A research team led by Xu Cao at the CAS Institute of Genetics and Developmental Biology has developed a breeding robot capable of autonomous patrol and cross-pollination for plant breeding

The vast majority of commercial plant varieties are hybrids. However, due to their closed flower pattern and retracted stigmas, global tomato hybrid breeding and seed production still rely entirely on manual cross-pollination. The labor cost of this work accounts for over 25% of the total cost of tomato breeding, with manual detasseling alone accounting for 40% of the cost of cross-pollination. With an aging population, the labor cost of hybrid seed production continues to rise annually. Furthermore, some crops with closed flower patterns, such as soybeans, remain unable to exploit hybrid vigor due to the prohibitive cost of hybrid seed production. Structural male sterile lines with exposed stigmas eliminate this need for manual cross-pollination and have long been a coveted trait in hybrid breeding and seed production.

The CAS team first used gene editing to create a structurally male sterile line of tomatoes without compromising hybrid fruit yield or seed quality, ending the long-standing lack of male sterile lines with exposed stigmas in tomato breeding. This technology, which breaks free from genetic background limitations, has universal applicability.
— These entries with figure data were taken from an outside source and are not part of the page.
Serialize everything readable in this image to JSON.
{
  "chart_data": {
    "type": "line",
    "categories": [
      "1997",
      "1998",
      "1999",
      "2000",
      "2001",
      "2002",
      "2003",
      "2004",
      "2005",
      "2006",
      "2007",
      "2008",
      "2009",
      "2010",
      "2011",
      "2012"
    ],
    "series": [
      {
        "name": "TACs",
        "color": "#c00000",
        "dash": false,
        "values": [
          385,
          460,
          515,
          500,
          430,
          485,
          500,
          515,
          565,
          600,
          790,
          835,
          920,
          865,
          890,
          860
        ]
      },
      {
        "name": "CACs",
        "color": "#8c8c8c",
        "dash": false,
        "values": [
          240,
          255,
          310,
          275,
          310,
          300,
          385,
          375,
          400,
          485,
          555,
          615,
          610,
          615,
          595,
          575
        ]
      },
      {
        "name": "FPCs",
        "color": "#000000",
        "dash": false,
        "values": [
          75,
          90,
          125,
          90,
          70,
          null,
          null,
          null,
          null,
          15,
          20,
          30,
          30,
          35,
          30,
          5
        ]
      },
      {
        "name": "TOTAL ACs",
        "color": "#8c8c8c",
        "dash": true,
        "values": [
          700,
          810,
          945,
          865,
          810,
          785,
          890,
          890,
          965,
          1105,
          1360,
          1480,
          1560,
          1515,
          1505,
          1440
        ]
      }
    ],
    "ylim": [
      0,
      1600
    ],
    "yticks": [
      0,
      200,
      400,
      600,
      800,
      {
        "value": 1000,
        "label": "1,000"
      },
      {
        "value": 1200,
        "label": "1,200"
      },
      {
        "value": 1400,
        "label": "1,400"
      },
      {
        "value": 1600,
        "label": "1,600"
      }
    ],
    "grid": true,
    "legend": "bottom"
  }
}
In collaboration with a team at the CAS Institute of Automation, an intelligent pollination robot “Ji Er” was developed which operated stably in a commercial production greenhouse. The robot boasts an 85.1% accuracy rate in stigma recognition, pollinates each flower in just 15 seconds, and achieves a success rate of 77.6% ± 9.4% per patrol pollination. Furthermore, the robot can perform automated hybrid pollination around the clock, ensuring that every flower is successfully pollinated and fruited.

The researchers further integrated “Jier” with  “de novo domestication” and “rapid breeding” technologies to establish an intelligent breeding factory. This has shortened the breeding cycle for wild relatives from five years to one, saving labor and unlocking the breeding potential of wild relatives of crops for enhancing the stress resistance and taste of cultivated varieties. This allowed for the rapid mass production of flavorful tomatoes and high-quality, stress-resistant, and high-yielding tomato germplasm.